NeurIPS2024
CVQA: Culturally-diverse Multilingual Visual Question Answering Benchmark
David Romero, Chenyang Lyu, Haryo Akbarianto Wibowo, Santiago Góngora, Aishik Mandal, Sukannya Purkayastha, Jesús-Germán Ortiz-Barajas, Emilio Villa-Cueva, Jinheon Baek, Soyeong Jeong, Injy Hamed, Zheng Xin Yong, Zheng Wei Lim, Paula Mónica Silva, Jocelyn Dunstan, Mélanie Jouitteau, David Le Meur, Joan Nwatu, Ganzorig Batnasan, Munkh-Erdene Otgonbold, Munkhjargal Gochoo, Guido Ivetta, Luciana Benotti, Laura Alonso Alemany, Hernán Maina, Jiahui Geng, Tiago Timponi Torrent, Frederico Belcavello, Marcelo Viridiano, Jan Christian Blaise Cruz, Dan John Velasco, Oana Ignat, Zara Burzo, Chenxi Whitehouse, Artem Abzaliev, Teresa Clifford, Grainne Caulfield, Teresa Lynn, Christian Salamea Palacios, Vladimir Araujo, Yova Kementchedjhieva, Mihail Mihaylov, Israel Abebe Azime, Henok Biadglign Ademtew, Bontu Fufa Balcha, Naome A. Etori, David Ifeoluwa Adelani, Rada Mihalcea, Atnafu Lambebo Tonja, Maria Camila Buitrago Cabrera, Gisela Vallejo, Holy Lovenia, Ruochen Zhang, Marcos Estecha-Garitagoitia, Mario Rodríguez-Cantelar, Toqeer Ehsan, Rendi Chevi, Muhammad Farid Adilazuarda, Ryandito Diandaru, Samuel Cahyawijaya, Fajri Koto, Tatsuki Kuribayashi, Haiyue Song, Aditya Khandavally, Thanmay Jayakumar, Raj Dabre, Mohamed Fazli Mohamed Imam, Kumaranage Ravindu Yasas Nagasinghe, Alina Dragonetti, Luis Fernando D'Haro, Olivier Niyomugisha, Jay Gala, Pranjal A. Chitale, Fauzan Farooqui, Thamar Solorio, Alham Fikri Aji
摘要
Visual Question Answering (VQA) is an important task in multimodal AI, and it is often used to test the ability of vision-language models to understand and reason on knowledge present in both visual and textual data. However, most of the current VQA models use datasets that are primarily focused on English and a few major world languages, with images that are typically Western-centric. While recent efforts have tried to increase the number of languages covered on VQA datasets, they still lack diversity in low-resource languages. More importantly, although these datasets often extend their linguistic range via translation or some other approaches, they usually keep images the same, resulting in narrow cultural representation.

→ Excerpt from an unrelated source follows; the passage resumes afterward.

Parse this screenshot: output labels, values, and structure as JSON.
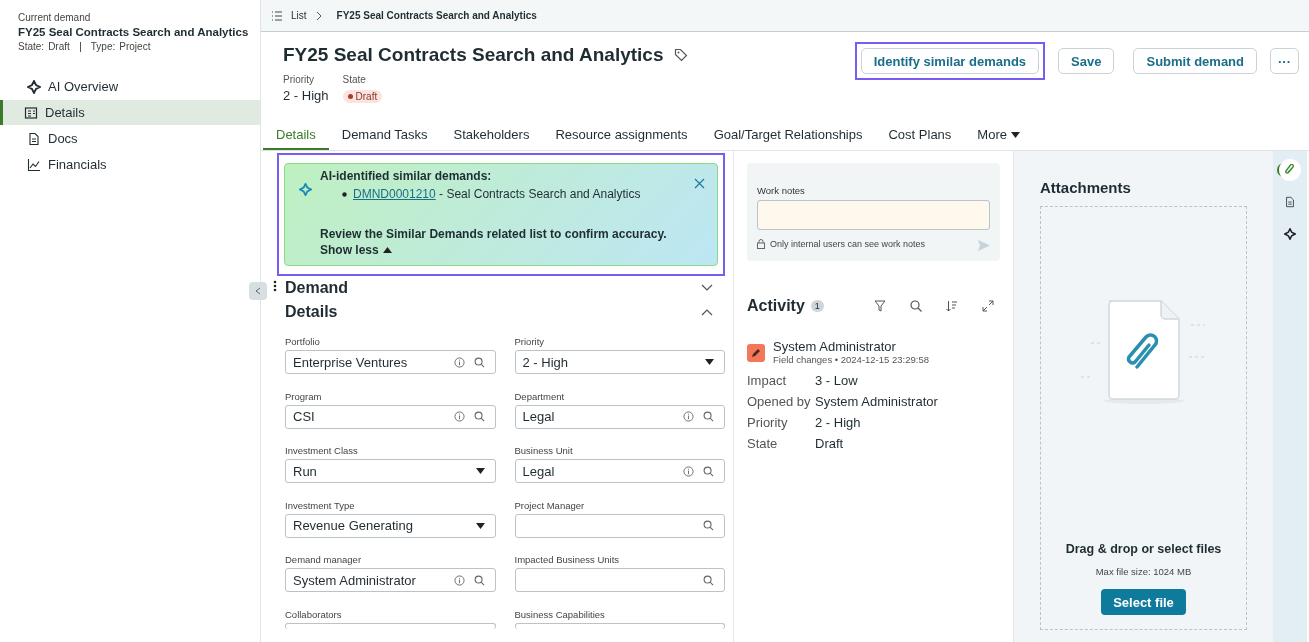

To address these limitations, we construct CVQA, a new Culturally-diverse multilingual Visual Question Answering benchmark, designed to cover a rich set of languages and cultures, where we engage native speakers and cultural experts in the data collection process. As a result, CVQA includes culturally-driven images and questions from across 30 countries on four continents, covering 31 languages with 13 scripts, providing a total of 10k questions. We then benchmark several Multimodal Large Language Models (MLLMs) on CVQA, and show that the dataset is challenging for the current state-of-the-art models. This benchmark can serve as a probing evaluation suite for assessing the cultural capability and bias of multimodal models and hopefully encourage more research efforts toward increasing cultural awareness and linguistic diversity in this field.